We exited the metro on the opposite side of the Seine River, just out of sight of the tower. Without realizing how close we were, we turned a corner and were suddenly greeted by the phenomenal view you see above. Exclamations of joy flew from the lips of my fellow students as we all rushed closer to take photos and enjoy one of the most iconic spaces in the world.
After a 30-minute bout of selfies and group photos, we moved to the monument itself, crossing a crowded bridge over the Seine and into the Park Champs de Mars which surrounds the Eiffel Tower. I was amazed at the fortune that it must cost to live in the old buildings which were but fifty yards from the entrance gates of the tower. The beauty of the park alone would make a house’s price skyrocket in the USA, but to add such a historic, Romantic centerpiece to that… What a dream it must be to live in this part of Paris.
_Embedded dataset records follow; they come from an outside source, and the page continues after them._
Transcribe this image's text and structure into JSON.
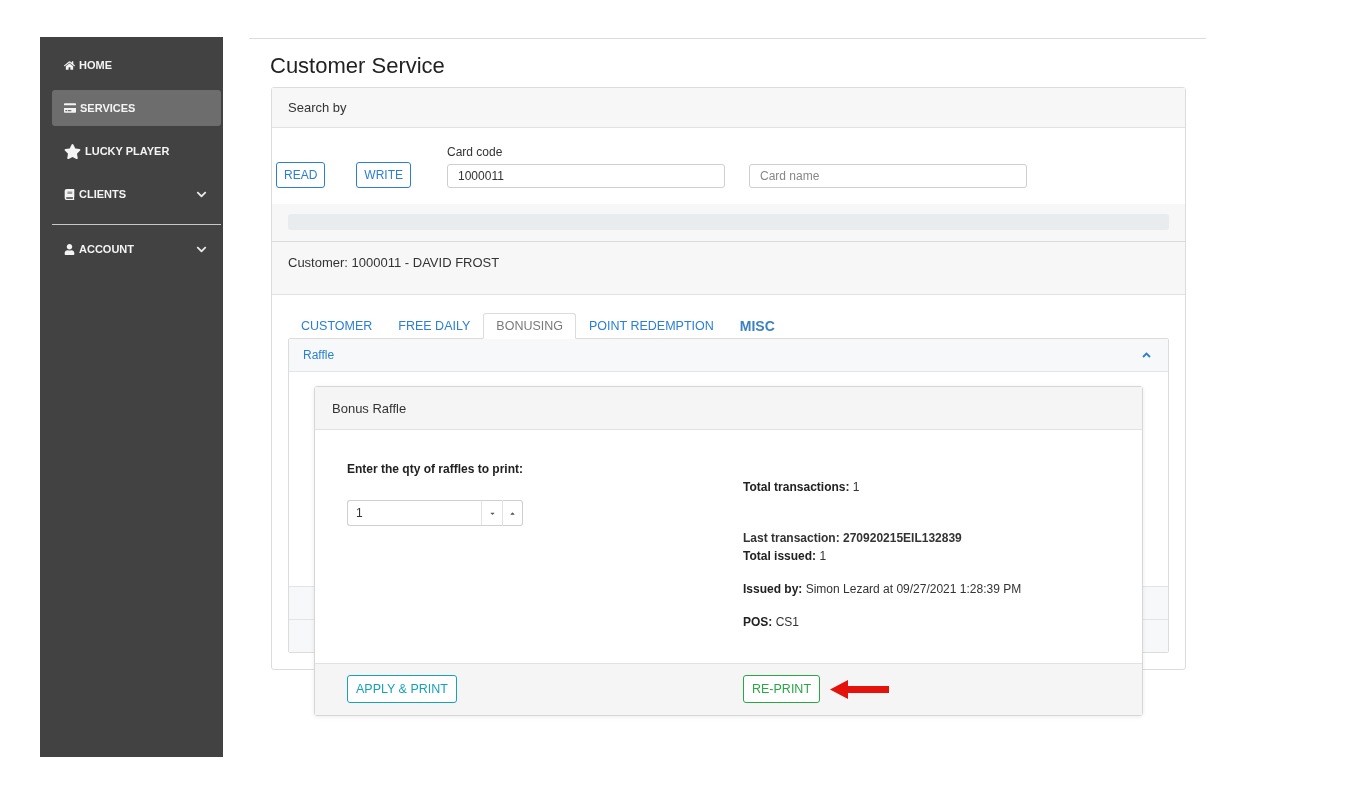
{
  "sidebar": {
    "groups": [
      [
        {
          "label": "HOME",
          "selected": false,
          "kind": "link"
        },
        {
          "label": "SERVICES",
          "selected": true,
          "kind": "link"
        },
        {
          "label": "LUCKY PLAYER",
          "selected": false,
          "kind": "link"
        },
        {
          "label": "CLIENTS",
          "selected": false,
          "kind": "menu"
        }
      ],
      [
        {
          "label": "ACCOUNT",
          "selected": false,
          "kind": "menu"
        }
      ]
    ]
  },
  "page": {
    "title": "Customer Service"
  },
  "search_card": {
    "header": "Search by",
    "buttons": [
      "READ",
      "WRITE"
    ],
    "fields": [
      {
        "label": "Card code",
        "value": "1000011"
      },
      {
        "placeholder": "Card name"
      }
    ],
    "progress": {
      "level": 0
    }
  },
  "customer_card": {
    "header": "Customer: 1000011 - DAVID FROST",
    "tabs": [
      {
        "label": "CUSTOMER",
        "selected": false,
        "bold": false
      },
      {
        "label": "FREE DAILY",
        "selected": false,
        "bold": false
      },
      {
        "label": "BONUSING",
        "selected": true,
        "bold": false
      },
      {
        "label": "POINT REDEMPTION",
        "selected": false,
        "bold": false
      },
      {
        "label": "MISC",
        "selected": false,
        "bold": true
      }
    ],
    "accordion": {
      "title": "Raffle",
      "expanded": true
    }
  },
  "modal": {
    "title": "Bonus Raffle",
    "qty_label": "Enter the qty of raffles to print:",
    "qty_value": "1",
    "info_groups": [
      [
        {
          "text": "**Total transactions:** 1",
          "bold": false
        }
      ],
      [
        {
          "text": "Last transaction: 270920215EIL132839",
          "bold": true
        },
        {
          "text": "**Total issued:** 1",
          "bold": false
        }
      ],
      [
        {
          "text": "**Issued by:** Simon Lezard at 09/27/2021 1:28:39 PM",
          "bold": false
        }
      ],
      [
        {
          "text": "**POS:** CS1",
          "bold": false
        }
      ]
    ],
    "buttons": [
      {
        "label": "APPLY & PRINT",
        "kind": "info"
      },
      {
        "label": "RE-PRINT",
        "kind": "success"
      }
    ]
  }
}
Minutes later, though, my romanticism about the community was tempered by the long security checks and ticket lines, the incessant babble of tourists and cries of roaming vendors selling cheap souvenirs. I realized that the inhabitants of this area were likely more annoyed by the touristy masses of the Eiffel Tower than entranced by it—though I couldn’t imagine they regret living where they do.
We took the cheapest way up, climbing hundreds of stairs in the towers southern leg. As taxing as it was, the slow ascent allowed me more time to appreciate the unique experience of climbing among the iron lattices, watching as the tower’s pinnacle got closer and closer. We were unfortunately unable to go all the way to the top, but the view from the second tier was more than satisfying to me. The patterns of Paris’ chaotic streets became apparent in criss-crossing and intertwining lines etched into the cityscape. The various monuments appeared so close to one another and it was bewildering to think that so much history could be packed into such a small area.
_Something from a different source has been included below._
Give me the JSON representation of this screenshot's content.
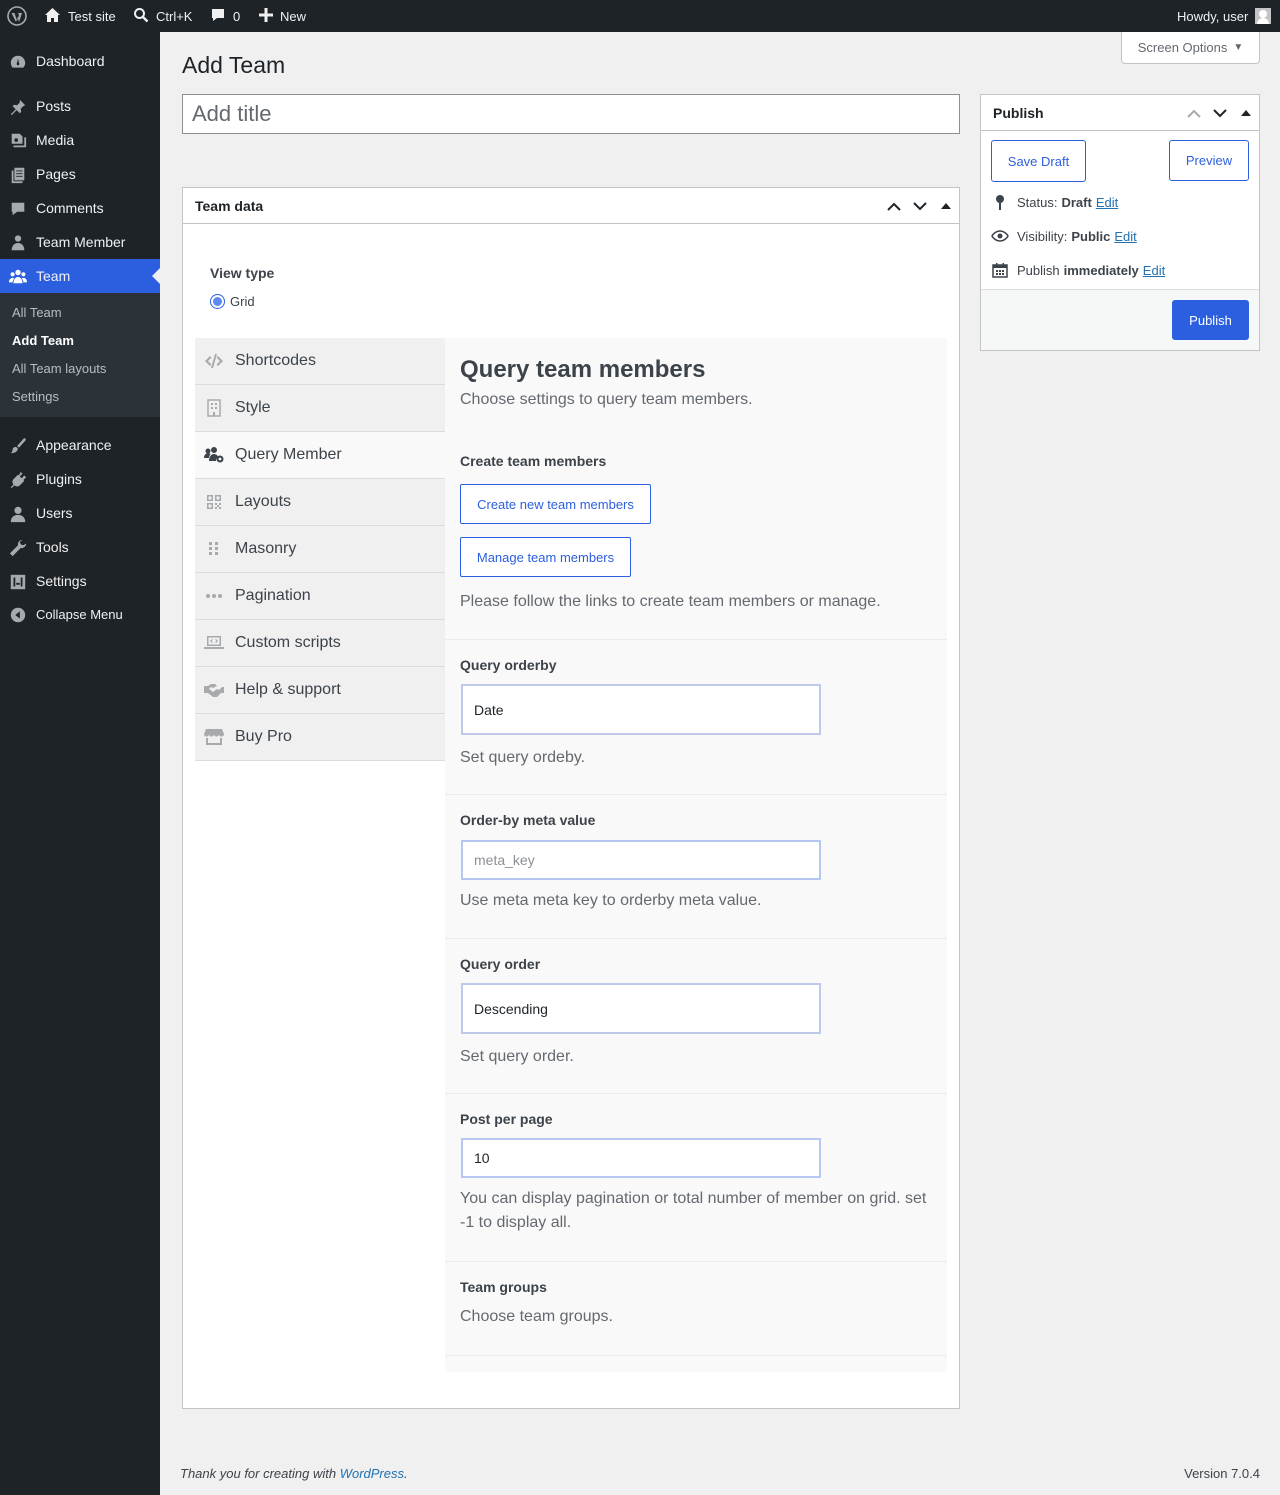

The Eiffel Tower was constructed between 1887-89 by the engineer Gustav Eiffel as the entrance to the 1989 World’s Fair. It was initially criticized by many Parisian artists, but their protests were silenced as the monument became an icon of the city. Yet, Mr. Eiffel only had permission for the structure to stand for twenty years and he pondered greatly on how to preserve what he believed to be his greatest masterpiece. He eventually installed a wireless telegraph transmitter to the top of the tower which, as he anticipated, became an absolutely integral part of the city. Since no other location in Paris could match the tower’s height or central location, the city government allowed the tower to stand.
The Eiffel Tower was as magical as I imagined it would be and I am grateful that I saw it over EuroTour. It is something every visitor to Paris should see, but not bother devoting time to on return trips. Paris has so much more to offer than its iconic sights and, when I inevitably return one day, I am grateful that because of EuroTour I won’t feel obligated to devote precious hours to the tower. That said, the sight of it will doubtless send me back to fond memories of that hour or so of peace I had, looking across the City of Lights with my friends.